When researching for this piece and trying to seek successful British Southern Asian women and creatives who have dealt with these experiences, I honestly found it hard to find any. As someone who is immersed and informed in the zeitgeist of creatives, especially those upcoming and of colour, it wasn’t that I wasn’t looking. It was a question of whether these women or their work had ever been published in any format, and if they were at a stage where they wanted to discuss this topic.
I believe it was more of the latter, they did not want to discuss it; but all that was shown in the laguna of these voices was that they simply were not here. Is it because they are lazy or they do not care for the arts? Or is it because hundreds of women of colour fall into the popular narrative of not sounding “good enough” and as a consequence, not feeling so? It may be an amalgamation of reasons but it definitely seems that those who are in a position to give opportunities, instead of hearing what these women have to say, only hear the hurdle of cutting through an accent. Who’s the lazy one now?
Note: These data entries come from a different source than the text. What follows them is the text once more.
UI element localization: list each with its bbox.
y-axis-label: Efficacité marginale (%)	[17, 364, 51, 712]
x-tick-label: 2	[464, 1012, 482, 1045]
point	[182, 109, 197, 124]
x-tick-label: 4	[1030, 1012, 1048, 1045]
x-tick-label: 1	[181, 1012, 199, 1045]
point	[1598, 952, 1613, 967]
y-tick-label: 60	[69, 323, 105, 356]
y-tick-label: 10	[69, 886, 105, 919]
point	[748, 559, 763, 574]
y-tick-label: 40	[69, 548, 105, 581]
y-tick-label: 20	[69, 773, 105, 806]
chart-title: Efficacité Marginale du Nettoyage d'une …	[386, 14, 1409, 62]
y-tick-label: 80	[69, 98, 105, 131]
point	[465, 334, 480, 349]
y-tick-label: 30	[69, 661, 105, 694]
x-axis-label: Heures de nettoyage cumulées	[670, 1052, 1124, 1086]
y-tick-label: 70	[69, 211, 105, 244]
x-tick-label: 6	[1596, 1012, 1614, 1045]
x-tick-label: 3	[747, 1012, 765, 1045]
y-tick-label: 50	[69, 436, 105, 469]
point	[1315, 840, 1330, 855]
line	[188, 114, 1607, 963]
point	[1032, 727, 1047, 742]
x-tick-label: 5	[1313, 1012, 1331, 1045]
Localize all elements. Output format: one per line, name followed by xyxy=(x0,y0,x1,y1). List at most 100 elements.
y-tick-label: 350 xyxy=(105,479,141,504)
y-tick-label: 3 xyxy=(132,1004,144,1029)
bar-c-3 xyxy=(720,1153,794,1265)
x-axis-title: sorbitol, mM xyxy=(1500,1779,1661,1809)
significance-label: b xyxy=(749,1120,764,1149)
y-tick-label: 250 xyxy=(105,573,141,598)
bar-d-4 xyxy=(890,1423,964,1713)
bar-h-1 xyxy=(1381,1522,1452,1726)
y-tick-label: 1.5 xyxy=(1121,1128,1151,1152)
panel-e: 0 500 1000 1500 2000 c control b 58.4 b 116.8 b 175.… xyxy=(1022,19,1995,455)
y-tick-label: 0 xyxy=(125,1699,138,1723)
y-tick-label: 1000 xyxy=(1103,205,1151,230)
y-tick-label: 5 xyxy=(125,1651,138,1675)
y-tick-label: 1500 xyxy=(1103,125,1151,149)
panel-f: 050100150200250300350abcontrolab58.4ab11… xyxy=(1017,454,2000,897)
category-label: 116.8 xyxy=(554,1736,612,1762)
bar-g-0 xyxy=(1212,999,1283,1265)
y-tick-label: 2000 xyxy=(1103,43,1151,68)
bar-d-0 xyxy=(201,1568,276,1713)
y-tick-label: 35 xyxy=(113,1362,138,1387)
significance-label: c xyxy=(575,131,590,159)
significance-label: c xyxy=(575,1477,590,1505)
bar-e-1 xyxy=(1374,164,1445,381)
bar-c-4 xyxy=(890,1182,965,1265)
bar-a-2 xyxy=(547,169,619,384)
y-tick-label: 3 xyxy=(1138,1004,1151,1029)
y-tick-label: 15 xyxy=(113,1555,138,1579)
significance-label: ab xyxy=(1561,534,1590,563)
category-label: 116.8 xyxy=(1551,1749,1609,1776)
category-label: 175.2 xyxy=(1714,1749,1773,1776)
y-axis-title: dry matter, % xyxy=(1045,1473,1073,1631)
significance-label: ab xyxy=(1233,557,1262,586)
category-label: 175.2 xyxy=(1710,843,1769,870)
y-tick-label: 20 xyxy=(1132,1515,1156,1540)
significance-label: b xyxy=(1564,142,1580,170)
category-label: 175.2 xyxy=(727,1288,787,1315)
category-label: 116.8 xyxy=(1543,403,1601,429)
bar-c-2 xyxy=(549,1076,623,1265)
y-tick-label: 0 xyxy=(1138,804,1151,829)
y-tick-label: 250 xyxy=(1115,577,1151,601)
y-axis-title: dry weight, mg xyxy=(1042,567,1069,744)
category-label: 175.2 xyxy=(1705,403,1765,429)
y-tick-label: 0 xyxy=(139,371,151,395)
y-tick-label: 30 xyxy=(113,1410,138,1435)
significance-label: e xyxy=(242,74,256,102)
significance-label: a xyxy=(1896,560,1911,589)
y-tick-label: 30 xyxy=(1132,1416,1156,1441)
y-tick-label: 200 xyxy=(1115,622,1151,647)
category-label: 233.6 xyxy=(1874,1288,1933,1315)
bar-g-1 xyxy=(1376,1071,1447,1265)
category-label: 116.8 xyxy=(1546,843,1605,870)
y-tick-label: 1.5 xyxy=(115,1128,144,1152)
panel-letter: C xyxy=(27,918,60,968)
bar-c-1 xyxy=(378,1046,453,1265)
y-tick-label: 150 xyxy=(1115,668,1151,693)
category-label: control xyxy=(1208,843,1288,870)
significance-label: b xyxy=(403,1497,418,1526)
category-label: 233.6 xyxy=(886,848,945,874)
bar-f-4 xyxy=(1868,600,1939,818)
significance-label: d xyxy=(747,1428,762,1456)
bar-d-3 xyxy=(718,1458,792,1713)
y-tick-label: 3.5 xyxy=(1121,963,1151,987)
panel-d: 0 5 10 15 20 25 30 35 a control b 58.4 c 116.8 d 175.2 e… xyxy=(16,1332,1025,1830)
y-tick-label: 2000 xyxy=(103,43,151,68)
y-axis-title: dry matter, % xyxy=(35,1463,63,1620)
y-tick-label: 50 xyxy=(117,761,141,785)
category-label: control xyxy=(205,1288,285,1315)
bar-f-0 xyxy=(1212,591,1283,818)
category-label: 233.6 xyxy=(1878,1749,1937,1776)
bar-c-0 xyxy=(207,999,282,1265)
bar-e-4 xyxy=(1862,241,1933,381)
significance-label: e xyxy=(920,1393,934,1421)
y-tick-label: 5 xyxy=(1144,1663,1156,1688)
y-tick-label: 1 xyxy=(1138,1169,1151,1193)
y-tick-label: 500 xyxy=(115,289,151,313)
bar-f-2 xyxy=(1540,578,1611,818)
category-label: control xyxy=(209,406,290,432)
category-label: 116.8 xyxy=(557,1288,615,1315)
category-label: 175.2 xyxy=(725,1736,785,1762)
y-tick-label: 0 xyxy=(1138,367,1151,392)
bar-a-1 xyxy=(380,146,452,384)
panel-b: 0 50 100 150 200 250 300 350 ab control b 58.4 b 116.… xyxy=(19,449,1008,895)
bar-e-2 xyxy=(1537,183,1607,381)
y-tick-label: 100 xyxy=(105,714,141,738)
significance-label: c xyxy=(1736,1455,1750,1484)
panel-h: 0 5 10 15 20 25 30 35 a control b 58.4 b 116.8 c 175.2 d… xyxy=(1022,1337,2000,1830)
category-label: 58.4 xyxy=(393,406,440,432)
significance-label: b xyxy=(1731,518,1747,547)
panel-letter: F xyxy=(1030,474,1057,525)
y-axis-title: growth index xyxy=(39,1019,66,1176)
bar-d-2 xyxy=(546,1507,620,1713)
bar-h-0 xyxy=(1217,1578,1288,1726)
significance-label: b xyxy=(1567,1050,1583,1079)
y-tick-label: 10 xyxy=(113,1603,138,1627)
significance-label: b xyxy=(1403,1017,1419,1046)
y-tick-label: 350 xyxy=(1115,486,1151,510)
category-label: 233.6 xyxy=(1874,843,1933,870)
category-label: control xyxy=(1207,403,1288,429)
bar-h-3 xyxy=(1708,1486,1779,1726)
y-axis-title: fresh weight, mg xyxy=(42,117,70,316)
So am I fortunate for sounding the way I do? Of course. Do I feel guilty? Yes, as it makes me question who has been denied an opportunity due to the type of sound coming out of their mouth. Am I grateful? No. I don’t believe all I have in my career or personal life is due to my accent not sounding like Apu from The Simpsons. Nor do I think I should pay tribute for something which I should not be judged on in the first place. I am grateful however to still look like I do. I may sound like a white girl and get a seat at the table, but my surroundings have allowed me to not experience life as one. This only makes me contribute instead for those who are not yet next to me. Someone better be listening.